Philippe Granet, gynécologue spécialiste de la reproduction, s’inquiète de voir la logique de don « dénaturée ». « Aujourd’hui, 95 % des donneuses le font parce qu’elles connaissent des gens dans leur entourage qui ont des difficultés. C’est une démarche lourde. » Elle nécessite plusieurs consultations, 8 à 10 jours de stimulation hormonale et une ponction des ovocytes réalisée souvent sous anesthésie générale.

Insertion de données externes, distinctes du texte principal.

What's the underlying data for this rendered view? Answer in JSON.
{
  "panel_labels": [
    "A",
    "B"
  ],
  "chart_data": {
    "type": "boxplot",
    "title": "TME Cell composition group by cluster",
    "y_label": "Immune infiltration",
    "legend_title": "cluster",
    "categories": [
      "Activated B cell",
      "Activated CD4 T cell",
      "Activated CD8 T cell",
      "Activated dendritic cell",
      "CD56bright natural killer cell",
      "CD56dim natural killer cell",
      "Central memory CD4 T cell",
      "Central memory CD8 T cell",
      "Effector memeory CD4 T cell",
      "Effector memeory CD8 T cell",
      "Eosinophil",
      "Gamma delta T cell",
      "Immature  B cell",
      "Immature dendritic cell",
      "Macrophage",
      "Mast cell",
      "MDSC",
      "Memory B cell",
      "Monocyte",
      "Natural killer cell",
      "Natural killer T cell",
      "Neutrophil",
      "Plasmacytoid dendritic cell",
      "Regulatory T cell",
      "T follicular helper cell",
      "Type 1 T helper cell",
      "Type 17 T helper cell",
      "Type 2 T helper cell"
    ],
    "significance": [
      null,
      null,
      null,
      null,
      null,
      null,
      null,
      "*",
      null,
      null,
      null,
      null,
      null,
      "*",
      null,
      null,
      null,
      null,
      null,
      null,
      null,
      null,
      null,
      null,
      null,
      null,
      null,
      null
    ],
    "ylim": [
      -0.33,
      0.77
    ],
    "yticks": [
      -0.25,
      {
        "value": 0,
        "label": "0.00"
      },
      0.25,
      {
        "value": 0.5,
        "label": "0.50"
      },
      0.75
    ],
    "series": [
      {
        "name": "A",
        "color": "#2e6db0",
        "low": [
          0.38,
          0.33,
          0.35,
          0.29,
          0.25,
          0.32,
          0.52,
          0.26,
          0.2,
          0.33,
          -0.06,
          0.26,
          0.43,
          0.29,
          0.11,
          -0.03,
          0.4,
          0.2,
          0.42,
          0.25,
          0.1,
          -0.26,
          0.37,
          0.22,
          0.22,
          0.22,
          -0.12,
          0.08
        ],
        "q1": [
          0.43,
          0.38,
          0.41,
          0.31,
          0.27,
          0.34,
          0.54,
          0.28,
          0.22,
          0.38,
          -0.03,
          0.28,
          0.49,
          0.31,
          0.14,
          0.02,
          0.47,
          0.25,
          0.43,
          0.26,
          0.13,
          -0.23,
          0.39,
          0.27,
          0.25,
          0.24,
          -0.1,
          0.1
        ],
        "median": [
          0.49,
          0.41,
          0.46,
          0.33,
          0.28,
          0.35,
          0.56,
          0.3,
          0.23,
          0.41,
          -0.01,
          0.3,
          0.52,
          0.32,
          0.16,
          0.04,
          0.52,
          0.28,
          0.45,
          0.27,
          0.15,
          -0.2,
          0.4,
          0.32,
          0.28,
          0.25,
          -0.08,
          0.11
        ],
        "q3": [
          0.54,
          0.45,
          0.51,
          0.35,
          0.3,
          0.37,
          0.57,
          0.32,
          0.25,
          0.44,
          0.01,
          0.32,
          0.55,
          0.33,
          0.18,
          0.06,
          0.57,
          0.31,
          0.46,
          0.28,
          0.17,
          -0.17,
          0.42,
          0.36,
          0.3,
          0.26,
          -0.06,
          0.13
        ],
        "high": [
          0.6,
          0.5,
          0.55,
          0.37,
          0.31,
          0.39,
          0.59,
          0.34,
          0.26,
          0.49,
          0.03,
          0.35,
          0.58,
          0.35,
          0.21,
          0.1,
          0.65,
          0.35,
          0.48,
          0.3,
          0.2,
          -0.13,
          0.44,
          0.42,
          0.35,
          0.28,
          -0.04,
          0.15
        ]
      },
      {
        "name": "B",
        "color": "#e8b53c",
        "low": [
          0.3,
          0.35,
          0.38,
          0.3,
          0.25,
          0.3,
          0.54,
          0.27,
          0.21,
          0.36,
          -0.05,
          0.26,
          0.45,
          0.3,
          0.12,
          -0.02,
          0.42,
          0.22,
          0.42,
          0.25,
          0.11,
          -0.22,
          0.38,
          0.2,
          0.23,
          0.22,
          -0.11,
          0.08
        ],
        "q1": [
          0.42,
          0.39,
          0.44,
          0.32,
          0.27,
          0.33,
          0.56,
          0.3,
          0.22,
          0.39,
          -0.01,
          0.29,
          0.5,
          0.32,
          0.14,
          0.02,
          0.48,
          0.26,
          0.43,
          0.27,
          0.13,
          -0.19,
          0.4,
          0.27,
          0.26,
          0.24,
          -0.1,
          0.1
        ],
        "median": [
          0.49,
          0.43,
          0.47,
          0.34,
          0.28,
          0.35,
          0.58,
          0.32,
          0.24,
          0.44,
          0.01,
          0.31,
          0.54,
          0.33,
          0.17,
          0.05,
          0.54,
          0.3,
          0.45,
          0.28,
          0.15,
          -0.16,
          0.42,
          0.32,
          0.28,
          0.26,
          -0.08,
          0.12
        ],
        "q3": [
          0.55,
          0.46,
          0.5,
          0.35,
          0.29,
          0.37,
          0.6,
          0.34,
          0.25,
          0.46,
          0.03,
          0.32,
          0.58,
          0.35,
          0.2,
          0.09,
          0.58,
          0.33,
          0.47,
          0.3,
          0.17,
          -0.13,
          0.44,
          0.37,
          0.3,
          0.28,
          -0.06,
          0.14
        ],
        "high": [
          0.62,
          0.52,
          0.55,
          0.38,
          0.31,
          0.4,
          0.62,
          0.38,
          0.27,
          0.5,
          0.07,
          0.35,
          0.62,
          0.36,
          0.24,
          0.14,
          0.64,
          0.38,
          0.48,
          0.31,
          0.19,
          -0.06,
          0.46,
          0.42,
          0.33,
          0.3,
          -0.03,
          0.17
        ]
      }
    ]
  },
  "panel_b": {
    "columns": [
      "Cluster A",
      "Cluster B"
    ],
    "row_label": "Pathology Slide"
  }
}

« Ça va ouvrir des portes »
Demain, une nouvelle motivation entrera en ligne de compte. Le Dr Karine Morcel, gynécologue-obstétricienne au CHU de Rennes, qui dispose d’un des 23 centres en France d’études et de conservation des œufs et du sperme (CECOS), craint que cela fasse miroiter aux femmes « une fausse assurance procréative. On se retrouve un peu marchands de tapis, ça va compliquer les choses ». Sa consœur Marie-Claude Melin-Blocquaux, responsable du CECOS de Reims, abonde : « Personne n’est devin et on ne peut pas garantir à une donneuse qu’elle aura des enfants. Ce qui m’interpelle aussi c’est de savoir comment celles qui n’auront pas pu avoir d’enfant vivront la situation, sachant qu’elles auront potentiellement permis des naissances par ailleurs » (une donneuse n’est pas informée du devenir des ovocytes).
Quid des femmes célibataires ou en couple homosexuel qui voudront utiliser leurs ovocytes conservés ? Jusqu’à présent, la loi française l’interdit catégoriquement et, depuis les cortèges de La Manif pour tous, le gouvernement ne souhaite pas rouvrir le débat, en dépit des récents avis favorables du Défenseur des droits et du Haut Conseil à l’égalité entre les femmes et les hommes. Les nouvelles règles de don risquent de générer des frustrations. « Ça va ouvrir des portes », veut croire Virginie Rio, du collectif BAMP, une association qui réunit des patients et des ex-patients de PMA, et qui est favorable à l’ouverture de la PMA à toutes les femmes.
L’ouverture du don aux nullipares (femmes n’ayant jamais accouché) permettra d’élargir le spectre des donneuses et d’espérer des fécondations in vitro (FIV) avec un meilleur taux de réussite, puisque des donneuses plus jeunes produisent davantage d’ovules. En 2013, en France, 797 tentatives de FIV à partir de dons d’ovocytes ont permis la naissance de 198 enfants.